Estelle Weyl (Slides): Differentiate between coding and engineering – coding is using other people’s technology (frameworks &c.), engineering is understanding and using core technologies (plus some empathy and good communication). Use native HTML, minimize the DOM. Control your tools (not the other way around). Note that tooling is part of the developer experience. For videos, leave them out, otherwise compress, optimize source order, remove muted audio. Remember that there’s no such thing as load time (what time and on what device?). Look at long tail and outliers in performance audits. Remember that the perception of performance is subjective. Scripts blocking is a major problem (not so much with style sheets). Note that internet connections got faster but payload grew as much – uncompressed. “RDD = Resume-Driven Development.” JavaScript bytes != other bytes, because JavaScript is blocking and more difficult than, say, image decoding. Tips: Reduce JavaScript, minimize JavaScript, question libraries. Aim for 100 ms response time. Take the time to develop right the first time (instead of refactoring).

Estelle Weyl @ Fronteers 2018
Estelle Weyl about CSS.

Kenneth R. Christiansen (Slides): Check out Web Bluetooth (navigator.bluetooth.requestDevice()) and Web USB. Also Motion Sensors and the Shape Detection API.

Ruth John: Check out the Web Midi API.

Paul Verbeek-Mast (Slides): “Think about how much harm you can do [with your app or service].” As developers, be reasonable, i.e. ethical and don’t do unethical work (report it instead). “Think about ethical implications.” Check out ethical frameworks, like that of the ICAEW.

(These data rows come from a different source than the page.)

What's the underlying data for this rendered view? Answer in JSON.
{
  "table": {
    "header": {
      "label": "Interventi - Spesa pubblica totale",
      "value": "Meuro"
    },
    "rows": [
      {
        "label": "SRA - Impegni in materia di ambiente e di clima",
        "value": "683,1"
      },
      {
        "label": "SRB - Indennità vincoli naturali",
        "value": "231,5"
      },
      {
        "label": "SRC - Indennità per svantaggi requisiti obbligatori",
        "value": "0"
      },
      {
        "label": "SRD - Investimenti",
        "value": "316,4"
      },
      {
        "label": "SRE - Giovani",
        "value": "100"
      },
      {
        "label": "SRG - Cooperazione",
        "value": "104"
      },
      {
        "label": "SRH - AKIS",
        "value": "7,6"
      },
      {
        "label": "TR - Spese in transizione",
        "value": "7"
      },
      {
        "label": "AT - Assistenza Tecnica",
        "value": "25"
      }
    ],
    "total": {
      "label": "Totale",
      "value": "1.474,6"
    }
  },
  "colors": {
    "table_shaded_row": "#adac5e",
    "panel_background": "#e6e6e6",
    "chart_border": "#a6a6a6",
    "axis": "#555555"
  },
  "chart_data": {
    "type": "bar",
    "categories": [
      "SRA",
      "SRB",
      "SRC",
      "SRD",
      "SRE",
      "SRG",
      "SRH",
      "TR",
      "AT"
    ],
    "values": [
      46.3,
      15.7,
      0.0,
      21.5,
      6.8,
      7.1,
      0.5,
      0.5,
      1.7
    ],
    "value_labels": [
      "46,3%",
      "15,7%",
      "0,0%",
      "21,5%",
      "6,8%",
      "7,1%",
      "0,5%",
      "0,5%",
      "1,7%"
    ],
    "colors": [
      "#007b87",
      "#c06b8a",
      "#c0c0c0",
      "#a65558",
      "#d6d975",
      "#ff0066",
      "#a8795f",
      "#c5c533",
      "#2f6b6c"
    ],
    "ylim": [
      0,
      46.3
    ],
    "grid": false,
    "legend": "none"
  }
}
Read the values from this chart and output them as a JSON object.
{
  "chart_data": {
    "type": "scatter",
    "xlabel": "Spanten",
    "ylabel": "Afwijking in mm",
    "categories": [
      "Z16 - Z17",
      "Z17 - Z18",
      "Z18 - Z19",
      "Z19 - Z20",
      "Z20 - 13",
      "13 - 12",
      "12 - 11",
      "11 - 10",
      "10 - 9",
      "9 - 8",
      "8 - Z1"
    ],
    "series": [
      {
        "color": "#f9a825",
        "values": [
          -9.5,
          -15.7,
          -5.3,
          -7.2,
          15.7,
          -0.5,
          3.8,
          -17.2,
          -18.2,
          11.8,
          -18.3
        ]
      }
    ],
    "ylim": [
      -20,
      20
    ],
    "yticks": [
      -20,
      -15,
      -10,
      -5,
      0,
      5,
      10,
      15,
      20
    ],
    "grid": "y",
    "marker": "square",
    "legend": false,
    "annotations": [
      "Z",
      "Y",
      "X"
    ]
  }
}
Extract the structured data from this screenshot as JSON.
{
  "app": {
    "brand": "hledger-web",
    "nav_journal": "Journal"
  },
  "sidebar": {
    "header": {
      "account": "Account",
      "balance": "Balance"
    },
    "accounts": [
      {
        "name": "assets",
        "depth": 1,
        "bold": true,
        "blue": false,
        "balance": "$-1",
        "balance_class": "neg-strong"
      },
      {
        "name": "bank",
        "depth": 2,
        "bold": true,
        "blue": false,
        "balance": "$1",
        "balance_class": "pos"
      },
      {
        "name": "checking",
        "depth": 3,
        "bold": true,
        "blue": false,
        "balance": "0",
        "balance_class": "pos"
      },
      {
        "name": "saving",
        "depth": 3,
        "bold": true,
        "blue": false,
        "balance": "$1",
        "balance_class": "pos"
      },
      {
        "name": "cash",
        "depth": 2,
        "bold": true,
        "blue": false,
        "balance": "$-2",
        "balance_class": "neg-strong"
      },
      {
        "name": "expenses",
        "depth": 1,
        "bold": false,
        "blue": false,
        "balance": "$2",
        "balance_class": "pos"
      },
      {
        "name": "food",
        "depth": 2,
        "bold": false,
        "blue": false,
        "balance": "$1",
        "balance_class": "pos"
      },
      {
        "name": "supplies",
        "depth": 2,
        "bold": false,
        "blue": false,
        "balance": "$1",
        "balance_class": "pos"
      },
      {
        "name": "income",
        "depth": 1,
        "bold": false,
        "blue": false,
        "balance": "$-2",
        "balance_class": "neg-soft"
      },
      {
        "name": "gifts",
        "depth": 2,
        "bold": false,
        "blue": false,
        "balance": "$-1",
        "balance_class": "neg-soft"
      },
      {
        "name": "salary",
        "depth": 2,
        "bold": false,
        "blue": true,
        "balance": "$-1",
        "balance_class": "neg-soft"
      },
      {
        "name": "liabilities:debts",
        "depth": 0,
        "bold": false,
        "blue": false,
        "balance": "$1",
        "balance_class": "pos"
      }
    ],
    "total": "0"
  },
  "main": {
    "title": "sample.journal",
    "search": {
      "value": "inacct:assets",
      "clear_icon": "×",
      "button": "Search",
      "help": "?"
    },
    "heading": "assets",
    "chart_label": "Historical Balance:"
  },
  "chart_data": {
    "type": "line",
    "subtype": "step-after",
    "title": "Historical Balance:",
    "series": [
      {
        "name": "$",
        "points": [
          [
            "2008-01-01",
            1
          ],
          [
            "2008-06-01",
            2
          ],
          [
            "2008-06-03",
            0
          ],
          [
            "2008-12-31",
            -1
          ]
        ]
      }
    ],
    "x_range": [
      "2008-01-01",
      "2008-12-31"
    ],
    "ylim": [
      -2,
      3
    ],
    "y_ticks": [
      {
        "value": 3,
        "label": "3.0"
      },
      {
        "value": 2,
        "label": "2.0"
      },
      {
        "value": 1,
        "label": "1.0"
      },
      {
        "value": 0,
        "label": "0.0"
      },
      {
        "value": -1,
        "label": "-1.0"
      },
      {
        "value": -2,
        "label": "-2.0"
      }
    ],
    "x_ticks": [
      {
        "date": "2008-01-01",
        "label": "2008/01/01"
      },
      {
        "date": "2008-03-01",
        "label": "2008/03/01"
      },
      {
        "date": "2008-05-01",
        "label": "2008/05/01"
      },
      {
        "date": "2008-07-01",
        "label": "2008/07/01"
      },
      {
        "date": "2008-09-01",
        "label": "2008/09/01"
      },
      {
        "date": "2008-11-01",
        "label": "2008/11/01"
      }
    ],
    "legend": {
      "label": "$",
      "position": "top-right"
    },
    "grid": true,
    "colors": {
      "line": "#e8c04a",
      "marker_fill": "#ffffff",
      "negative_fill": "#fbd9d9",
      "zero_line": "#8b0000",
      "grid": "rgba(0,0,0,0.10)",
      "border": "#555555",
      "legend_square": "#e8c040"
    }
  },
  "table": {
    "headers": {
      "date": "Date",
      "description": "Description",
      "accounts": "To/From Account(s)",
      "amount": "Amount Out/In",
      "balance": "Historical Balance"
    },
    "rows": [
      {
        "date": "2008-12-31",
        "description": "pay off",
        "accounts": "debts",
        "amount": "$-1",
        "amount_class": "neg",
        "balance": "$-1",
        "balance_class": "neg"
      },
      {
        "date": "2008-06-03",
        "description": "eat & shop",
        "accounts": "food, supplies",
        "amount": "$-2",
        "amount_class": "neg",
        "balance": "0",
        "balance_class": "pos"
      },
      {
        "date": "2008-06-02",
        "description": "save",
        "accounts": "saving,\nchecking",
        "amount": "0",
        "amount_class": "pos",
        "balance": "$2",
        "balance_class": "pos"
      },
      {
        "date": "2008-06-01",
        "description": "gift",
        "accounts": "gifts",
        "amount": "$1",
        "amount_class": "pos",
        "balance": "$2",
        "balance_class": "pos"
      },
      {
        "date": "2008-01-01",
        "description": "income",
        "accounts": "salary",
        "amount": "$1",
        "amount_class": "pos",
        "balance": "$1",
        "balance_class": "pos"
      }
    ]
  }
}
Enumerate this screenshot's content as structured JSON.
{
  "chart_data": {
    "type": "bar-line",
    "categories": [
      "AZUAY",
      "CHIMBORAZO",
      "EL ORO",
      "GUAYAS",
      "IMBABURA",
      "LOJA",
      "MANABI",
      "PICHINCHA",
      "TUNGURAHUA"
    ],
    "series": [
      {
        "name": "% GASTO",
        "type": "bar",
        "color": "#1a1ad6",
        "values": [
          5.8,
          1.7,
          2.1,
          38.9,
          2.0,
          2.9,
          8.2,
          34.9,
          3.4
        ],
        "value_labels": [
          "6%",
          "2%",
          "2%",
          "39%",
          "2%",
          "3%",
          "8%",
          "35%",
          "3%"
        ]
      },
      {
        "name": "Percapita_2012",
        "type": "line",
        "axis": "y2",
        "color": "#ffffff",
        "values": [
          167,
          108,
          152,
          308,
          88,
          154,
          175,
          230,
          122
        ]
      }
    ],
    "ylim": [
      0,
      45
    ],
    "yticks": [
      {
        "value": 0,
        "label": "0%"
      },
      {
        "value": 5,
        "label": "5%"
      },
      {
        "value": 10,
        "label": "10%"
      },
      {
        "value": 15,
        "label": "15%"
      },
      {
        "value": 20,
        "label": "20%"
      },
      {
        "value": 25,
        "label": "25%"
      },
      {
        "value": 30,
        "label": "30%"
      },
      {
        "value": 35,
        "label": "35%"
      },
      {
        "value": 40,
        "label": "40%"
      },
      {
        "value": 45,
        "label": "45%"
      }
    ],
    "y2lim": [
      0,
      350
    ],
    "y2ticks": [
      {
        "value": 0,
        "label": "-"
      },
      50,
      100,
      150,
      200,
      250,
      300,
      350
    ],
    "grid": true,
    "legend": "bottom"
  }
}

Chris Lilley: Know character (“number“ [code point]) and glyph. (Observe the “fi” ligature as two numbers and one glyph.) Know font descriptors vs. properties (font capabilities vs. what’s wanted from a font). “There’s no such thing like a web-safe font.” Understand that the first font with glyphs for a given character is used. Remember unicode-range. Know that variable fonts work with registered variation axes (ital, opsz, slnt, wdth, wght). CSS Fonts changes font-weight to take values up to 999 (and allow calc()). (Variable fonts work with glyph substitution, that is at certain sizes the glyphs may be swapped.) Color fonts work. Check out font-palette, @font-palette-values, font-variant-numeric, font-synthesis, font-kerning. Also check out – wakamaifondue.com.